Today is the 300th anniversary of the Battle of Poltava, in which Peter I defeated Charles XII of Sweden and the Ukrainian Het'man Ivan Mazepa. As it happens, the occasion has given us yet another instructive specimen of the defensive discourse about memory and history generated by some vocal Kremlin sympathizers: an article by Oleg Kil'diushov entitled “The Battle for the Battle of Poltava” and featured, not surprisingly, on the home page of Gleb Pavlovskii’s Russkii zhurnal. Mazepa is a fascinating, contested historical figure -- for crossing Peter, he tends to be anathemized as a "traitor" in Russia and hailed as a "patriot" in Ukraine -- but Kil'diushov appears wholly unable to explore his significance without resorting to hyperbole or caricature. He employs with great excess the signature punctuation of le nouveau chauvin russe – namely, sarcastic inverted commas (e.g."Украина" и "украинцы") – and refers to the journalists of Zerkalo nedeli / Dzerkalo tyzhnia as "Banderites" and to historians like Saint Peterburg State University's Tatiana Tairova-Iakovleva as "Mazepists."
Tairova-Iakovleva is the author of a recent, highly-acclaimed book on Mazepa, and it is in her fine documentary research (and not in Kil'diushov's rhetoric) that we see the possibilities of Russian-Ukrainian concord.
UPDATE 13 July 2007:
Adrian Karatnycky and Alex Motyl take on 'The Battle for the Battle for Poltava' in the 9 July issue of The Wall Street Journal Europe. An excerpt:
For Russians, Poltava without question was a great historical victory and Russians should be free to memorialize it as such. And there is no question that in the 17th century, national identities were ill-formed and many inhabitants of the territory of Ukraine felt a stronger kinship for the common Orthodox faith they shared with Russians than for any aim of independence. But for contemporary Ukrainians, there can be no similar ambivalence. As a young state that gained independence in 1991, Ukraine must develop its own sense of history, its own heroes and founding fathers. In short, it needs a common historical narrative to bind its citizens.

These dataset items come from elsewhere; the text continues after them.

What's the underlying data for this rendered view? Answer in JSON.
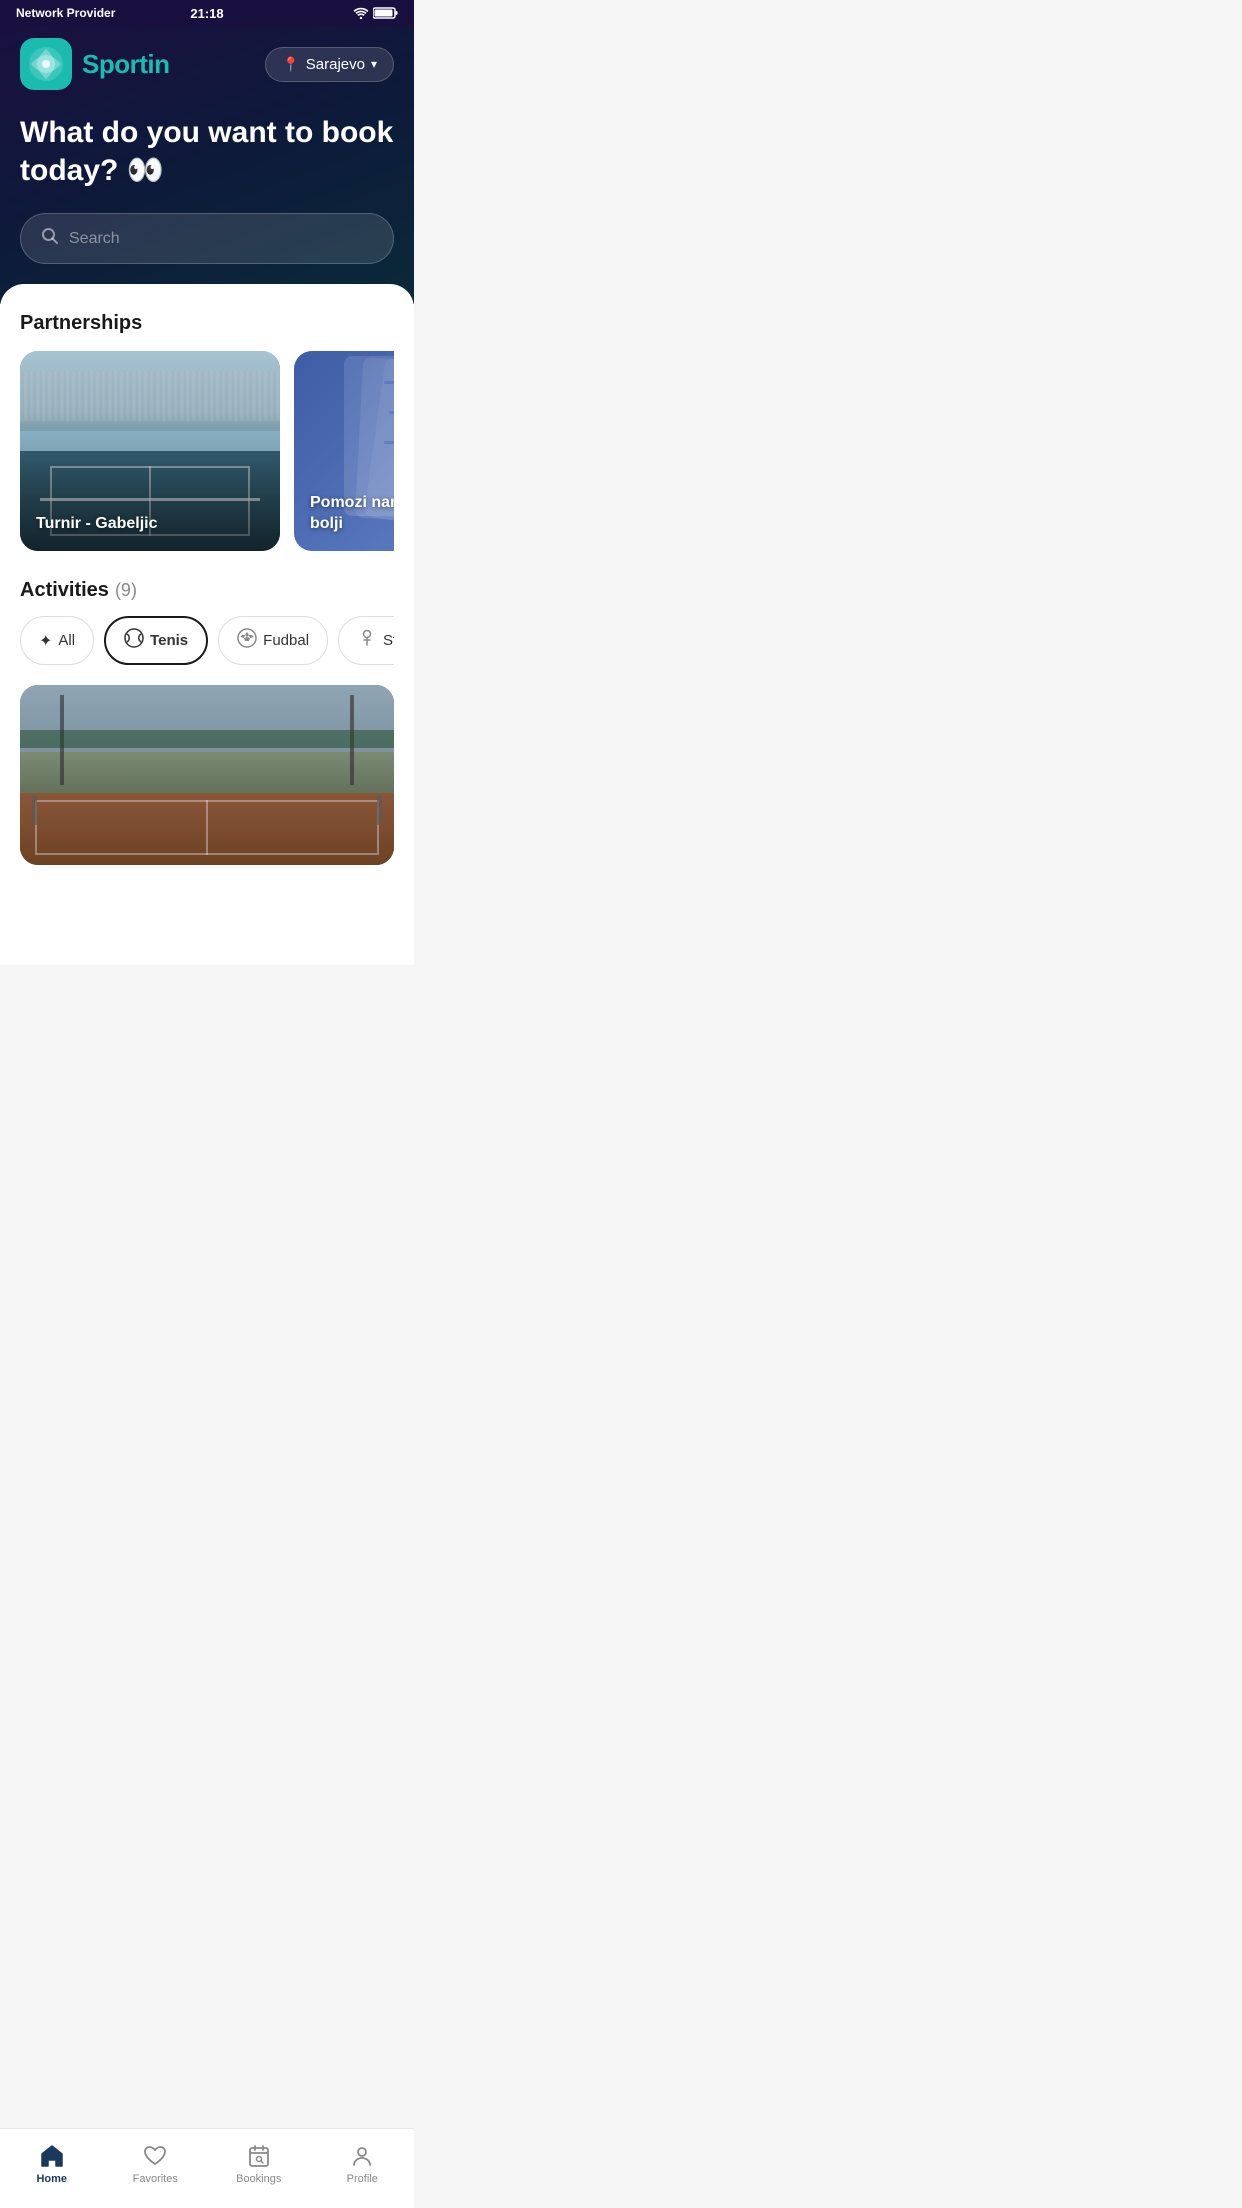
{
  "statusBar": {
    "carrier": "Network Provider",
    "time": "21:18",
    "battery": "▮▮▮▮"
  },
  "header": {
    "logoText": "Sport",
    "logoAccent": "in",
    "locationLabel": "Sarajevo"
  },
  "hero": {
    "title": "What do you want to book today? 👀",
    "searchPlaceholder": "Search"
  },
  "partnerships": {
    "sectionTitle": "Partnerships",
    "cards": [
      {
        "id": 1,
        "label": "Turnir - Gabeljic",
        "type": "stadium"
      },
      {
        "id": 2,
        "label": "Pomozi nam da budemo bolji",
        "type": "survey"
      }
    ]
  },
  "activities": {
    "sectionTitle": "Activities",
    "count": "(9)",
    "filters": [
      {
        "id": "all",
        "label": "All",
        "icon": "✦",
        "active": false
      },
      {
        "id": "tenis",
        "label": "Tenis",
        "icon": "🎾",
        "active": true
      },
      {
        "id": "fudbal",
        "label": "Fudbal",
        "icon": "⚽",
        "active": false
      },
      {
        "id": "squash",
        "label": "St...",
        "icon": "🏃",
        "active": false
      }
    ]
  },
  "bottomNav": {
    "items": [
      {
        "id": "home",
        "label": "Home",
        "active": true
      },
      {
        "id": "favorites",
        "label": "Favorites",
        "active": false
      },
      {
        "id": "bookings",
        "label": "Bookings",
        "active": false
      },
      {
        "id": "profile",
        "label": "Profile",
        "active": false
      }
    ]
  }
}
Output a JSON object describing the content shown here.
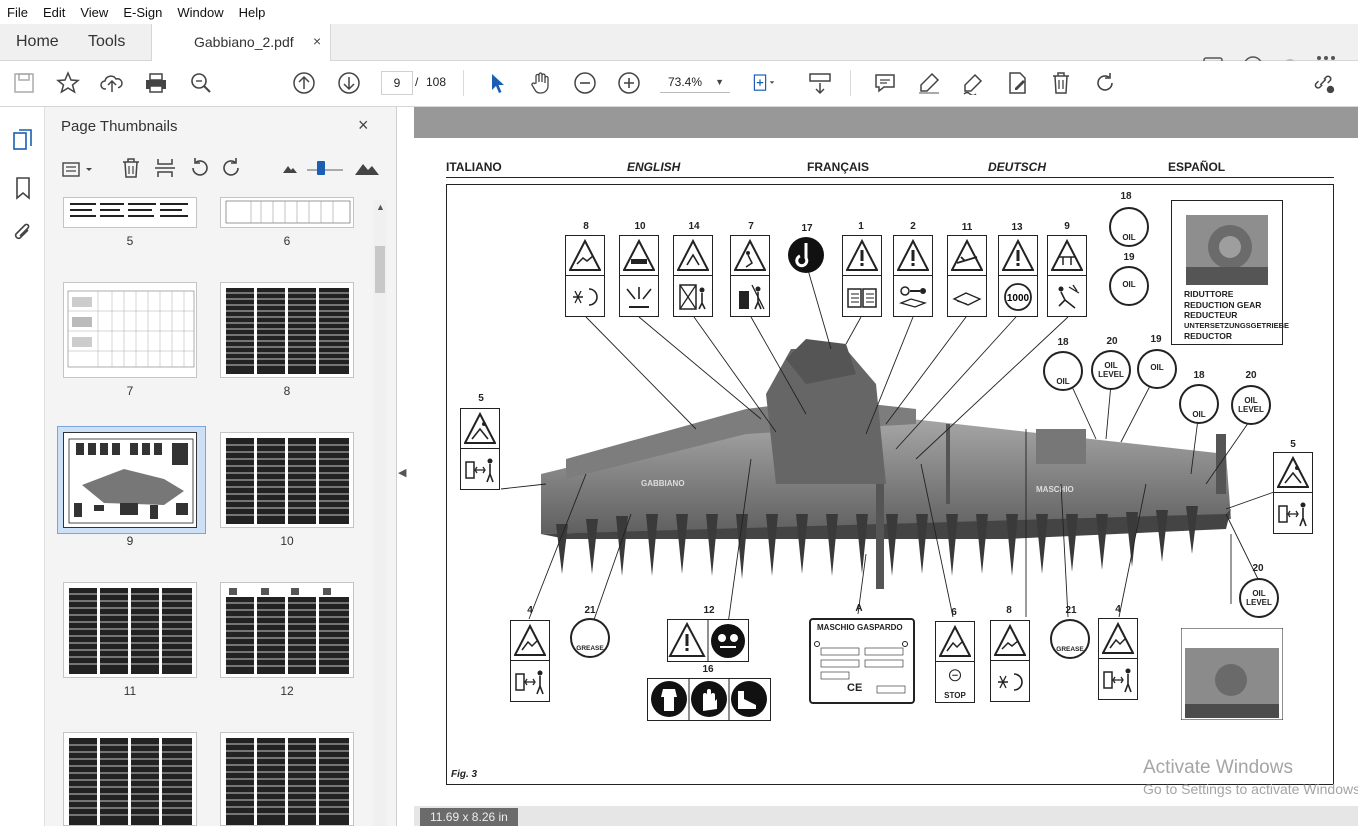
{
  "menu": [
    "File",
    "Edit",
    "View",
    "E-Sign",
    "Window",
    "Help"
  ],
  "tabs": {
    "home": "Home",
    "tools": "Tools",
    "document": "Gabbiano_2.pdf",
    "close": "×"
  },
  "toolbar": {
    "page_current": "9",
    "page_sep": "/",
    "page_total": "108",
    "zoom": "73.4%"
  },
  "panel": {
    "title": "Page Thumbnails",
    "close": "×",
    "labels": [
      "5",
      "6",
      "7",
      "8",
      "9",
      "10",
      "11",
      "12"
    ]
  },
  "status": {
    "page_size": "11.69 x 8.26 in"
  },
  "document": {
    "languages": [
      "ITALIANO",
      "ENGLISH",
      "FRANÇAIS",
      "DEUTSCH",
      "ESPAÑOL"
    ],
    "figure_label": "Fig. 3",
    "callouts_top": [
      "8",
      "10",
      "14",
      "7",
      "17",
      "1",
      "2",
      "11",
      "13",
      "9"
    ],
    "callouts_right": [
      "18",
      "19",
      "18",
      "20",
      "19",
      "18",
      "20",
      "5",
      "20"
    ],
    "callouts_left": [
      "5"
    ],
    "callouts_bottom": [
      "4",
      "21",
      "12",
      "16",
      "A",
      "6",
      "8",
      "21",
      "4"
    ],
    "reduction_text": [
      "RIDUTTORE",
      "REDUCTION GEAR",
      "REDUCTEUR",
      "UNTERSETZUNGSGETRIEBE",
      "REDUCTOR"
    ],
    "oil": "OIL",
    "oil_level": [
      "OIL",
      "LEVEL"
    ],
    "grease": "GREASE",
    "stop": "STOP",
    "pto": "1000",
    "plate_brand": "MASCHIO GASPARDO",
    "ce": "CE",
    "brand_on_machine": "MASCHIO",
    "brand_model": "GABBIANO"
  },
  "watermark": {
    "line1": "Activate Windows",
    "line2": "Go to Settings to activate Windows."
  }
}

Such efforts are at best benign and should excite from Russia no more than a firmly agnostic ambivalence. But the vehemence of Russian polemics over events and personalities three centuries old speaks to the Russian state's interest in keeping alive the idea of the eventual reunification of the two states. It also helps perpetuate a cultural divide between Ukraine's Ukrainian-speaking west and the Russophone east.